Gordon Brown's talents are wasted. Here we have a man with undoubted potential. A man who has a singular but great skill. A skill and ability that he has so terribly failed to exploit. At a press conference today he exhorted the young people before him to make the most of their lives. And yet Gordon Brown has failed to do that single act for himself.
Somewhere, on an industrial estate, perhaps in a quiet corner of northern England, or maybe even in his own beloved Scotland, there is a goods warehouse, and down at the back of that warehouse is a little office, and in that little office is a small, but functional computer (no internet connection). This computer handles the stock control for the warehouse. It makes sure everything that comes in and goes out of the warehouse is recorded. Right now, this neglected but functionally perfect little machine needs someone to enter important information.
Someone, with the essential backroom skills ideally suited to a mundane job in a micro-society of one. It requires no interpersonal skills, marginal real intelligence but a rudimentary and single-minded application. This person needs little or no understanding of what is going on around him. Someone who, cannot be distracted by, or susceptible to changing events around him. Someone perhaps who is so embedded in his own little world he cannot really understand or analyse anything beyond him and his beloved computer. Somebody who just hunches over that computer for eight hours a day obsessively and diligently recording the comings and goings of this little world. Someone so lacking the tiniest iota of imagination that most of the time he is simply unaware of anyone or anything around him. Gordon Brown is that man.

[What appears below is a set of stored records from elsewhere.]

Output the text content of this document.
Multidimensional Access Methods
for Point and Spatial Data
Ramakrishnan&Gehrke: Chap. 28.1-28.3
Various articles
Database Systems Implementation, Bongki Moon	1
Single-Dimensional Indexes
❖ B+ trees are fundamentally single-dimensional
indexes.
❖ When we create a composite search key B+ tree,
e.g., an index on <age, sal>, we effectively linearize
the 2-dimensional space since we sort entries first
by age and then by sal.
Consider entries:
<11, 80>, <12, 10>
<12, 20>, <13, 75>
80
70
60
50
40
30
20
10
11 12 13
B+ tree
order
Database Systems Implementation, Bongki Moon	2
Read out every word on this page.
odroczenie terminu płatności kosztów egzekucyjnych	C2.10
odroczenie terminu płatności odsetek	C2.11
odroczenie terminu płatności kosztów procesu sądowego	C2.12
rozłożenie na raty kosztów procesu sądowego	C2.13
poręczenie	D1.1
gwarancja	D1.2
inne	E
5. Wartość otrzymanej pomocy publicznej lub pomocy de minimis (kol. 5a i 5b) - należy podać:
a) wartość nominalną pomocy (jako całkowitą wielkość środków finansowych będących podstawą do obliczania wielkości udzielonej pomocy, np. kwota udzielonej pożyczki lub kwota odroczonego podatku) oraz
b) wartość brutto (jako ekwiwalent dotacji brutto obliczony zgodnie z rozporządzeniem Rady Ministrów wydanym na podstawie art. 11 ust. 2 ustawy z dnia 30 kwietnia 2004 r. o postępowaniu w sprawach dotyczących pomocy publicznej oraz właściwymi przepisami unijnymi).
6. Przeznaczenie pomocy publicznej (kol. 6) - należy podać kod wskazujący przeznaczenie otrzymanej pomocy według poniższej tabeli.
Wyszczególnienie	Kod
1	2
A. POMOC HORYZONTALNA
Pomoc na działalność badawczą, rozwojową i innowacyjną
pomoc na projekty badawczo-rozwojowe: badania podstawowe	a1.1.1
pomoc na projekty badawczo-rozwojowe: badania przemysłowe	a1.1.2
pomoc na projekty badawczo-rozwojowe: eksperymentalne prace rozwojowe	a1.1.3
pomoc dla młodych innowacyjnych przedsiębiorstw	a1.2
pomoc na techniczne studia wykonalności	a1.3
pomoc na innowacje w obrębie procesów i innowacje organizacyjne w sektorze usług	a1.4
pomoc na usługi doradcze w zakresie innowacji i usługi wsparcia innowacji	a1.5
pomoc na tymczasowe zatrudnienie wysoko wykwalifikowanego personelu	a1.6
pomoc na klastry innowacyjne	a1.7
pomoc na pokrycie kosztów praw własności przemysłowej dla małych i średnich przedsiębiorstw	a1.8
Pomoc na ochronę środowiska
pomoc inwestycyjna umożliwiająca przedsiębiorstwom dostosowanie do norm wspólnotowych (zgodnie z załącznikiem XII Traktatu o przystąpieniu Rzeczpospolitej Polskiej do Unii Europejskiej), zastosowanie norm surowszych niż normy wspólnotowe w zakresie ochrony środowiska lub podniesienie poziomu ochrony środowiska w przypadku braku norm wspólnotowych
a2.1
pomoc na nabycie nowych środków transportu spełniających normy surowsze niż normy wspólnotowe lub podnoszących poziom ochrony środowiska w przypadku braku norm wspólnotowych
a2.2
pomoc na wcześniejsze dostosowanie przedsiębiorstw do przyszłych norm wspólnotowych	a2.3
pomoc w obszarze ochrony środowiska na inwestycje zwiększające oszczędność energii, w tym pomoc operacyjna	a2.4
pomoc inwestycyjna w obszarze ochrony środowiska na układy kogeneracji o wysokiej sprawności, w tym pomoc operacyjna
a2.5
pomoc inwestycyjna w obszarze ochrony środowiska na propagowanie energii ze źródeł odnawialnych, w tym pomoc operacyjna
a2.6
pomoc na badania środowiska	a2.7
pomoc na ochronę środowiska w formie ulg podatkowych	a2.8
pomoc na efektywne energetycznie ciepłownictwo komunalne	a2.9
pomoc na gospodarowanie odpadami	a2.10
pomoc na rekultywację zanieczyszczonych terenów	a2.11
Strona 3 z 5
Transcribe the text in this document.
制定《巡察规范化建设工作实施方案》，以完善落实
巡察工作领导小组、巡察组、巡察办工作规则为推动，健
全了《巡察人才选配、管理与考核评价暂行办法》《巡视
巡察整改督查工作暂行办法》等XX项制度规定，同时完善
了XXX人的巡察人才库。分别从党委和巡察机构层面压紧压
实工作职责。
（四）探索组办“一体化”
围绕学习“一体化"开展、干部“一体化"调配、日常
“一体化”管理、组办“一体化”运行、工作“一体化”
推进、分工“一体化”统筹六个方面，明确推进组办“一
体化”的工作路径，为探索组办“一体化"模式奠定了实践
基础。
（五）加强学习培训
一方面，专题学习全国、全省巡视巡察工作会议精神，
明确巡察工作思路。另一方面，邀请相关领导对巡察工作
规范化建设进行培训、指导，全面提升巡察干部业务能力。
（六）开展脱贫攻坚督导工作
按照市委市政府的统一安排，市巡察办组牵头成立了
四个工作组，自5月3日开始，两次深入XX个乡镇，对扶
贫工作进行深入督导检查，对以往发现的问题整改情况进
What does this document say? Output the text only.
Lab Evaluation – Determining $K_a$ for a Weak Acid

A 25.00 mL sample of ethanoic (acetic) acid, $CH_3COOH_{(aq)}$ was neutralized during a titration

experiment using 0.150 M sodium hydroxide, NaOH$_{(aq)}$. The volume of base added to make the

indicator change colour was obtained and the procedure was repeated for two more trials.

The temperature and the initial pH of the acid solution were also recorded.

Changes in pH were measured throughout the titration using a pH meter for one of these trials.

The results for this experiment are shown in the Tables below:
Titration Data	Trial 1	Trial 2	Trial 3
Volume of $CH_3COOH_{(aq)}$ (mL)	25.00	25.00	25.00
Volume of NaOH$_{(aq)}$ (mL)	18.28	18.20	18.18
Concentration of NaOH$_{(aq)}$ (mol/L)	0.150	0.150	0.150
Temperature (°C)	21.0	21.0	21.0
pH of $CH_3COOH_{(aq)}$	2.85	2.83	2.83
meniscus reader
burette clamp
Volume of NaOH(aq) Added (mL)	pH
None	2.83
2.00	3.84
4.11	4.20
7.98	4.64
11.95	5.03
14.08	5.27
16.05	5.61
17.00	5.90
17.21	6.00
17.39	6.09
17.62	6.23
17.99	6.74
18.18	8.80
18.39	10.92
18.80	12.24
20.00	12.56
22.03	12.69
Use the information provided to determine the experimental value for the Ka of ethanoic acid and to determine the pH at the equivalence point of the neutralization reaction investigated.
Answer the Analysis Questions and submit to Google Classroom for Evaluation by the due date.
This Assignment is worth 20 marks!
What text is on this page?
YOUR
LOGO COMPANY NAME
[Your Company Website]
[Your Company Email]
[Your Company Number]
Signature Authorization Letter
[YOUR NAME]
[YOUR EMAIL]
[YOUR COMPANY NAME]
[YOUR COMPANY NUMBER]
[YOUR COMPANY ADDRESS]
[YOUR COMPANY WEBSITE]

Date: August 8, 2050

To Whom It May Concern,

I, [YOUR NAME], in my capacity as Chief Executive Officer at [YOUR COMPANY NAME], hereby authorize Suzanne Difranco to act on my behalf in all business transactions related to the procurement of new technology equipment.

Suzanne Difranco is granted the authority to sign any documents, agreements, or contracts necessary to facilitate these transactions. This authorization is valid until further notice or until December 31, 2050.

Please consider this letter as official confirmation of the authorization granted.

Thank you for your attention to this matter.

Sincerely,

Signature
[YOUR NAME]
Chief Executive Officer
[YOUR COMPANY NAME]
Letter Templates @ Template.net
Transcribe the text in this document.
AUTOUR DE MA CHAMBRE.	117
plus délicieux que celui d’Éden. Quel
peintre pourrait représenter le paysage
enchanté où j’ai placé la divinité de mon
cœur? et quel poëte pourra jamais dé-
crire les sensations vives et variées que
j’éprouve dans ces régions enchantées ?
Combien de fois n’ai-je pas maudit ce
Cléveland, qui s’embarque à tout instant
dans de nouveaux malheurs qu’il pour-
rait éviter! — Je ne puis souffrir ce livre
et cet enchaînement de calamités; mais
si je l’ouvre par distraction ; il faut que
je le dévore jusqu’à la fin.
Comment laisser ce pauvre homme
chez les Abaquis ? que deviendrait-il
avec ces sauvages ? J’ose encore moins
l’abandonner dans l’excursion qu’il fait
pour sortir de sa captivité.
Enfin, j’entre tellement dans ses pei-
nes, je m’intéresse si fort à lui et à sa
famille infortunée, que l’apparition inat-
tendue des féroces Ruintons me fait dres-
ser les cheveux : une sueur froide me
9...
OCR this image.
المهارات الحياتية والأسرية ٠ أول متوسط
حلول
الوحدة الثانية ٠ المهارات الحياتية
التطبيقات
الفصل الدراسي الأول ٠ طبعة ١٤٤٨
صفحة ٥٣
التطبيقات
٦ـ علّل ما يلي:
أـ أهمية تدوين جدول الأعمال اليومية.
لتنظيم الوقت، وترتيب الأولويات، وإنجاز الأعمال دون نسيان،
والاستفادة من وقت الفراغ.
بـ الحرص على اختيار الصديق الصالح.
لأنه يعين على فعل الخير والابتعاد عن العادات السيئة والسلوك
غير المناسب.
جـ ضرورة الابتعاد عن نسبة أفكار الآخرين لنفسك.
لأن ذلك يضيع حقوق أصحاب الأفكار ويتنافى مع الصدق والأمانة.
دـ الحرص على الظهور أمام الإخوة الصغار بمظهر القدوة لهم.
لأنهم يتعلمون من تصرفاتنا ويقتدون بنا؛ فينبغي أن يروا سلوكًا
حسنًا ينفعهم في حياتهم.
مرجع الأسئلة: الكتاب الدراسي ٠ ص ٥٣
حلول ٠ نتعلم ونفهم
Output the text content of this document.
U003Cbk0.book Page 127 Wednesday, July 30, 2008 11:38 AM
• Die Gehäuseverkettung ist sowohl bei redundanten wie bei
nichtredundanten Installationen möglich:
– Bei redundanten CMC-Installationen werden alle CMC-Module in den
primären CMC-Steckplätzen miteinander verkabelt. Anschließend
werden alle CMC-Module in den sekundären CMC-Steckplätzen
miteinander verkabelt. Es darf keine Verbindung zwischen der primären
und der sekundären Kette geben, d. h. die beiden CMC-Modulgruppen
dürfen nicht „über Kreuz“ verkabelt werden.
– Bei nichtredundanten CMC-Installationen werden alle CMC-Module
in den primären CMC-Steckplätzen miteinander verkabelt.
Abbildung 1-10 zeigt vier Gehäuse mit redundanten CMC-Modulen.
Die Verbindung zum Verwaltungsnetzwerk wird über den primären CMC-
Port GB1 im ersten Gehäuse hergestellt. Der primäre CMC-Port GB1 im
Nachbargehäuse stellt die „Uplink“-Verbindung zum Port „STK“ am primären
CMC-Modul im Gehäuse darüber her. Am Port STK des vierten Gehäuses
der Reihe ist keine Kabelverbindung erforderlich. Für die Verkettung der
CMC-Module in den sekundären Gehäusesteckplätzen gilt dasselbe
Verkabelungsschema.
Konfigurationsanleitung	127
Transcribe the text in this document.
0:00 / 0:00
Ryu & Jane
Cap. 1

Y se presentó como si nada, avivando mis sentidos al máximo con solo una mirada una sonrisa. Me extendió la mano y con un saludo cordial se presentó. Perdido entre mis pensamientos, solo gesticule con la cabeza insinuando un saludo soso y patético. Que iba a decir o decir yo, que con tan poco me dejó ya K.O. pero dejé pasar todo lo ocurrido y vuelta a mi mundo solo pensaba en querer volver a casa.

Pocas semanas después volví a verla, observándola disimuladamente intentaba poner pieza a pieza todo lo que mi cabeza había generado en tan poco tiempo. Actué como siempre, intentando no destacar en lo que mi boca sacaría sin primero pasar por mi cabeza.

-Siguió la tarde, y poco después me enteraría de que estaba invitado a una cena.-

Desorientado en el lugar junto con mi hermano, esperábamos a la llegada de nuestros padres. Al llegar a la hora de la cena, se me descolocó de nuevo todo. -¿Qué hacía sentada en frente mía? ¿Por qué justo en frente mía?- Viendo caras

The fact that he has been cruelly thrust into running one of the major world economies is a terrible waste of his potential. Daily he is required to understand and deal with major events in a fast-moving and politically turbulent world and daily he shows us how ill-equipped he is, on almost every level, to carry out this task. A great and possibly tragic loss to a small warehouse somewhere in the north of England (or possibly Scotland).